Pas un temps mort au cours d’une soirée sans entracte d’un peu plus de deux heures dont on sort tout simplement heureux et revigoré. Dans une scénographie aussi sobre qu’efficace ( Daniela Telle signe des costumes parfaitement adaptés), l’énergie collective de la mise scène permet aux chanteurs comédiens d’aller au bout de leur rôle. Dorothée Lorthiois (Colette), Léovanie Raud (Nane), Charlène Duval (Suzanne Patarin), pas moins haute en couleur qu'Ariane Pirie en Baronne, campent chacune leur personnage d’aussi convaincante façon que, chez les hommes, Guillaume Paire (Sartène), Alexandre Martin-Varroy (Achille Patarin) et Olivier Podesta (Léon Mézaire)
Pas un temps mort ? Il faut dire que dans la fosse, la presque vingtaine de musiciens du Frivol’ensemble – l’effectif exact de la création – est rondement menée par Jean-Yves Aizic (3) : son drive comme son sens du détail font merveille et l’art de Maurice Yvain resplendit avec une contagieuse bonne humeur
Encore une date, mercredi 19 avril ; une soirée de bonheur assurée : courrez-y !
Une unique date à Saint-Dizier, deux à Paris : pareille réussite ne peut en rester là ; espérons que les programmateurs sauront prêter à cette production tout l'intérêt qu'elle mérite.

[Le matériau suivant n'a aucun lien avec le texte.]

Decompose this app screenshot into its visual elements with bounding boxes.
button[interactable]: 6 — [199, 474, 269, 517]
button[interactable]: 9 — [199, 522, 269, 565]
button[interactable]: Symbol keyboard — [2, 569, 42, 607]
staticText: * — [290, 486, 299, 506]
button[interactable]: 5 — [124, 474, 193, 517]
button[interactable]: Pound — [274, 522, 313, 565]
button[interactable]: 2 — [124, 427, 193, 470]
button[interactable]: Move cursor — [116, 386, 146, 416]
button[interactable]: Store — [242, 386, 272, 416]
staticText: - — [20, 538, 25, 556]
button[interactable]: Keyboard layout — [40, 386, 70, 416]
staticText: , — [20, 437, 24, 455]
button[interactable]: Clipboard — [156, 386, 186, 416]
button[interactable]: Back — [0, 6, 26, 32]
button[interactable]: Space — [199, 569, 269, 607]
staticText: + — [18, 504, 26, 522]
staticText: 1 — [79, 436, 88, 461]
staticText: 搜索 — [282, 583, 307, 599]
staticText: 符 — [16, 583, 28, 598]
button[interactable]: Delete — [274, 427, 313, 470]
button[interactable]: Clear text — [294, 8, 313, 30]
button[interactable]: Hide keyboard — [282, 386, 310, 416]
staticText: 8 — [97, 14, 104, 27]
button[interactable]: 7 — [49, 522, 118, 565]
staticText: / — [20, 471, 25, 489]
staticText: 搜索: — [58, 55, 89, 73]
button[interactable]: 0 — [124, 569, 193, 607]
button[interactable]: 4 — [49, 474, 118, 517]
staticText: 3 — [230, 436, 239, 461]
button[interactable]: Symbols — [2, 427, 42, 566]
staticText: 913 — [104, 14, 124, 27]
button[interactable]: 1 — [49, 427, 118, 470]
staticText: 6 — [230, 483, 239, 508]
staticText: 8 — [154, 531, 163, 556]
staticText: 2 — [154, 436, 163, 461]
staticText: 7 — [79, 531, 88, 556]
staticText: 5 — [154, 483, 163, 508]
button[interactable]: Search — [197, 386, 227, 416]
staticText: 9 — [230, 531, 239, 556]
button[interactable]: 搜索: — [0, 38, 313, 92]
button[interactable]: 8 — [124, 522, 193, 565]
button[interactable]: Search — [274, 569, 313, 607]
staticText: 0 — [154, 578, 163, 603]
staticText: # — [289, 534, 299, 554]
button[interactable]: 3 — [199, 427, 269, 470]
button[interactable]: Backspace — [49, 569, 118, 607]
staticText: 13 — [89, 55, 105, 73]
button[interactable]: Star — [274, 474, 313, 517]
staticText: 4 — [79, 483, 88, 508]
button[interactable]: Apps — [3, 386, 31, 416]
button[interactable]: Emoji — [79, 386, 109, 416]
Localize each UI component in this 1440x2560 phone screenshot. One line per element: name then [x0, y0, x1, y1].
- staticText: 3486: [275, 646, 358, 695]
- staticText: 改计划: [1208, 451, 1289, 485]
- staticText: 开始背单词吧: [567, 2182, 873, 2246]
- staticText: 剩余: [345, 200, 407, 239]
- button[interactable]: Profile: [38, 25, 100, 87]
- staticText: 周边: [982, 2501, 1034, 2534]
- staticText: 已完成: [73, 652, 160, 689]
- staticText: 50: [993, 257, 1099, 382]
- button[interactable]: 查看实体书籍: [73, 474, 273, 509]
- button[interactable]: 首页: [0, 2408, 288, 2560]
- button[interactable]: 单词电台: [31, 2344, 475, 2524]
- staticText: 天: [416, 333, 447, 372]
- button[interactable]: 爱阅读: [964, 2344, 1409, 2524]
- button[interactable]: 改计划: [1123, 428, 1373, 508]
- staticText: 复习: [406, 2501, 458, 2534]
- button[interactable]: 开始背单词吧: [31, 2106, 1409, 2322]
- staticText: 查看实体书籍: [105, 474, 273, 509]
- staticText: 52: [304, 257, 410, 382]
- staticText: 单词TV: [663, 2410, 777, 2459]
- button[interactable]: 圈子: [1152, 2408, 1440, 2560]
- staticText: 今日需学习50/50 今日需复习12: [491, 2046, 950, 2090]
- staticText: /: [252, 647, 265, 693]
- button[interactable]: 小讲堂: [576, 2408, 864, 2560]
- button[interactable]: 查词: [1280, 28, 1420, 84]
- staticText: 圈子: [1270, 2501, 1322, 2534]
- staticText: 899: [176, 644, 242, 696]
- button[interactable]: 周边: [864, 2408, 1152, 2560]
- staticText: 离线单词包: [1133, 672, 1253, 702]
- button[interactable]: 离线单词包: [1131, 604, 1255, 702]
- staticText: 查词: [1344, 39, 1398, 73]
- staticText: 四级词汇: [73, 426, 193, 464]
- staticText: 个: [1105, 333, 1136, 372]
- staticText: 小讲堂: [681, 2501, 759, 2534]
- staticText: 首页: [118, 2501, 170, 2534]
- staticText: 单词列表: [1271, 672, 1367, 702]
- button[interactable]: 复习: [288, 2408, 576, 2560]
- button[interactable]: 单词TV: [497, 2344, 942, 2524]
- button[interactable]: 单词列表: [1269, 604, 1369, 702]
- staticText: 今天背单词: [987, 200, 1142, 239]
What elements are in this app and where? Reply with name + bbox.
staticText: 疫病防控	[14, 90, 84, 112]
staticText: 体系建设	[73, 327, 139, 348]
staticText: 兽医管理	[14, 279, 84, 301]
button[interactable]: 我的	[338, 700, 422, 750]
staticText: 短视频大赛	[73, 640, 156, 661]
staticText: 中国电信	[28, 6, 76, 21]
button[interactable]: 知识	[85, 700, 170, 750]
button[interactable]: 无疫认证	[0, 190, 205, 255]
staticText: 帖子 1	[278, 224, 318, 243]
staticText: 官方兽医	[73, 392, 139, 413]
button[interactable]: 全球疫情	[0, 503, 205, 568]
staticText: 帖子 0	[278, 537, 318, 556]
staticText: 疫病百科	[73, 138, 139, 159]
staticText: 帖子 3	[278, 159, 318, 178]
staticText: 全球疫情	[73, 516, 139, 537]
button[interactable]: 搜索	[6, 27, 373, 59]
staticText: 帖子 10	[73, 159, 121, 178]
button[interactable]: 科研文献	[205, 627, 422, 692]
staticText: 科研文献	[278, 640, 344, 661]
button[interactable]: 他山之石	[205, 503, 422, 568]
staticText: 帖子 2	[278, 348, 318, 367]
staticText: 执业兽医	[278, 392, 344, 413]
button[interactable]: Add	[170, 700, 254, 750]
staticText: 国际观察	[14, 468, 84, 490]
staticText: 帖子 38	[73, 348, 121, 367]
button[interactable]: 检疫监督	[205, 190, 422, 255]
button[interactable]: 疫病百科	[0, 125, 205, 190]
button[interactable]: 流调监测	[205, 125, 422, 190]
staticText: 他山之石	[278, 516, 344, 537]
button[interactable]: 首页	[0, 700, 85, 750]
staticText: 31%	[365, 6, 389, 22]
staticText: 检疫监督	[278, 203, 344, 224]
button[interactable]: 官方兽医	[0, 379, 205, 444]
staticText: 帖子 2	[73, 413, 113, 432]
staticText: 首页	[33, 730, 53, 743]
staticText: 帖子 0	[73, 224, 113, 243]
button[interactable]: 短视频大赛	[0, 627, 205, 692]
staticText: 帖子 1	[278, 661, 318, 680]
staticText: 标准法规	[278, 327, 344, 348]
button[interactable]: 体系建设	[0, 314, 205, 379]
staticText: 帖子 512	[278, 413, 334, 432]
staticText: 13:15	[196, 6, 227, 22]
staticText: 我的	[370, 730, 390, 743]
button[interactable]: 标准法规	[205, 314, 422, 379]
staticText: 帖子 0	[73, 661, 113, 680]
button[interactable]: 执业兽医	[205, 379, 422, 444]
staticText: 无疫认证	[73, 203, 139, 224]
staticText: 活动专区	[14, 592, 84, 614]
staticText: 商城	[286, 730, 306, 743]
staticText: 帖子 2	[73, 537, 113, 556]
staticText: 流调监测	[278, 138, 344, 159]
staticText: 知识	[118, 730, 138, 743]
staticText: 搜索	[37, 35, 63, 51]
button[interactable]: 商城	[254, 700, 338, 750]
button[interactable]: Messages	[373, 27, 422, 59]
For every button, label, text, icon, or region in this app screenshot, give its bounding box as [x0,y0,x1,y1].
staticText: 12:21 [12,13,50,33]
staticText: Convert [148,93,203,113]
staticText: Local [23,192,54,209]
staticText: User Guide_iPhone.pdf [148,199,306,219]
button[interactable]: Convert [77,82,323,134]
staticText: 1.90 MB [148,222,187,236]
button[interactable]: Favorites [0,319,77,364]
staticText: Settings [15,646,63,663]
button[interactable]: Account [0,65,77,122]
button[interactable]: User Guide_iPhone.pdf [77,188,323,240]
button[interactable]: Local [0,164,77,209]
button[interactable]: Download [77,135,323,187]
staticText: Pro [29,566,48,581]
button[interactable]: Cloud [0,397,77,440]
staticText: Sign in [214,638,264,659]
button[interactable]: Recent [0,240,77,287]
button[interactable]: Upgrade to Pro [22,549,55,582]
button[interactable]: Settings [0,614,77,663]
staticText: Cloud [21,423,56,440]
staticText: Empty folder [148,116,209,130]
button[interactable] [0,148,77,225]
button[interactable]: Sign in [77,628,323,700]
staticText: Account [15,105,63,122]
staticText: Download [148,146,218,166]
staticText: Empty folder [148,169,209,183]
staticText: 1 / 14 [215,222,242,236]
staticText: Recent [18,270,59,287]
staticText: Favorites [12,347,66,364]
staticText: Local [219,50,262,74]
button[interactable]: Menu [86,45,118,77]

Et une fois de plus, au sortir de ce spectacle, on s'est pris à rêver qu'un théâtre à Paris décide de se consacrer de façon exclusive tout au long de l'année au répertoire lyrique léger, avec l'exigence qu'il requiert. Au vu du nombre et de l'enthousiasme du public qui a fait le déplacement pour la première de Gosse de Riche, il ne courrait qu'un risque : le succès !
Alain Cochard
(1) Pour en savoir plus sur les Frivolités Parisiennes : www.concertclassic.com/article/les-frivolites-parisiennes-jouent-le-petit-duc-de-charles-lecoq-ya-dla-joie
(2) Pascal Neyron, l’un des interprètes de Paris Chéri(e)s au théâtre Trévise en janvier dernier : www.concertclassic.com/article/paris-cheries-au-theatre-trevise-paris-plaisir-ils-ne-pensent-qua-ca-et-ils-ont-bien-raison
(3) Déjà remarqué dans Yes ! du même Yvain en janvier 2015 : www.concertclassic.com/article/yes-de-maurice-yvain-au-cafe-de-la-danse-oui-eperdument-compte-rendu
M. Yvain : Gosse de riche – Paris, Théâtre Trévise, 12 avril 2017, prochaine et dernière représentation le 19 avril 2017 (20h).